/episodic-control-pong-game

Model-Free Episodic Control algorithm written in C++ and tested in Unreal Engine 4 in Pong Game

Primary LanguageC++

episodic-control-pong-game

Model-Free Episodic Control algorithm written in C++ and tested in Unreal Engine 4 in the Pong Game.

Algorithm

This algorithm is described in detail in the folowing paper: "Model-Free Episodic Control" by Blundell Charles, Uria Benigno, Pritzel Alexander, Li Yazhe et. al. (https://arxiv.org/pdf/1606.04460.pdf)

An epsilon-greedy strategy is added: an epsilon is decreasing with the time.

Result

The algorithm fails in the PongGame. Another evidence can be found in the folowing paper: https://arxiv.org/pdf/1703.01988.pdf

Implementation

Environment processing

Every screenshot is tranformed to a simplified (b/w, smaller size, filters) image. This image is projected to a vector state. Random projection s.t. x->Ax is exploited, where A is randrom matrix with entries that are from a standart Gaussian distribution.

KNN

A KNN search is implemented using a KDtree from the FLANN library from OpenCV 3.0.

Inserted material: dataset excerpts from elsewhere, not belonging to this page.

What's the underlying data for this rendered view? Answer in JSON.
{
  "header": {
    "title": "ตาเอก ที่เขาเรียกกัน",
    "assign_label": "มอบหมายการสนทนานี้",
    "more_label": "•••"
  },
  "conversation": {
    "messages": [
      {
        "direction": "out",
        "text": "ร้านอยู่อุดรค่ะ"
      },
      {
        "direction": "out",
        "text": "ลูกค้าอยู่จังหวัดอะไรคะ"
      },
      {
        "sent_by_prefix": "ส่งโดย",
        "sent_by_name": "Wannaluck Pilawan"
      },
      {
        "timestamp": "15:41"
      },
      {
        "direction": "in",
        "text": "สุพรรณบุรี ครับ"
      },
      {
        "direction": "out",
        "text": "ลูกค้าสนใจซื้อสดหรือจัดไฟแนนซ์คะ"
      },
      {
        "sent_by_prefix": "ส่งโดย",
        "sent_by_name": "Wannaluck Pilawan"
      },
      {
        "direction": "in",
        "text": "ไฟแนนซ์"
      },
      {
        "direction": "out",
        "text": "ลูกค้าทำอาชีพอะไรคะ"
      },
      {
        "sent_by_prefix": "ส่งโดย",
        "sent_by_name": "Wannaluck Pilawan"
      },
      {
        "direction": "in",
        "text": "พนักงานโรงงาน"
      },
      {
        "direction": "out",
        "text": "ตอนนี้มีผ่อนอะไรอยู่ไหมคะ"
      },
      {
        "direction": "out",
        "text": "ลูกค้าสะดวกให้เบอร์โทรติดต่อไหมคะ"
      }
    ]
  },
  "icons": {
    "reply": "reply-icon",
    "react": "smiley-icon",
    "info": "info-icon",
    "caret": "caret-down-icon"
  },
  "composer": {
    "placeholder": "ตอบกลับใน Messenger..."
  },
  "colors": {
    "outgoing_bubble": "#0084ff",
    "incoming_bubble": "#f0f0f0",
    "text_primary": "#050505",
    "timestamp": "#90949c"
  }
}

  • may be it should be replaced with the nanoflann library

Backup

A calculated QECtable is saved (serialized) to a .xml archive. This file is quite heavy (~47 MB) but still readable. To decrease its size, a binary archive can be used. A small summary is also written to .txt file simultaneously with the archive.

VAE

A VAE is implemented using the TensorFlow library and the UnrealEnginePython plagin for Unreal Engine 4 (https://github.com/akashin/UnrealEnginePython). The encoder and decoder networks are both convolutional. The distribution of latent variables is chosen to be Gaussian while the decoder uses Bernoulli distribution since game screenshots are grayscale.

Tuning parameters

  • number of neighbors (K - kKNN) [11]
  • dimension of a state vector (kDimState) [32]
  • size of a transformed screenshot (kTransformedImageDim) [84 x 84]
  • buffer size (the size of QEC table for each action - kBufferMaxsize) [1000000]
  • epsilon decay from a maximum to a minimum value (kEpsMax, kEpsMin, kEpsDenominator)
  • discount coefficient (kECdiscount) [0.99]
  • number of episodes before the next save (kSaveEpisodes)
  • number of frames to skip (kFrameSkip) [5]

Dependencies

  1. OpenCV plagin for Unreal Engine 4 (https://wiki.unrealengine.com/Integrating_OpenCV_Into_Unreal_Engine_4)
  • screenshots processing
  • KD trees from FLANN library
  1. Boost library
  • serialisation of QEC table to load previously obtained results
  1. UnrealEnginePython plagin for UE4
  • VAE and plot of a learning curve

References

  1. HSE_AI_Labs/Lab_4/ by Andrey Kashin (https://github.com/akashin/HSE_AI_Labs)
  2. Model-Free-Episodic-Control written in Python by Frank He (https://github.com/ShibiHe/Model-Free-Episodic-Control)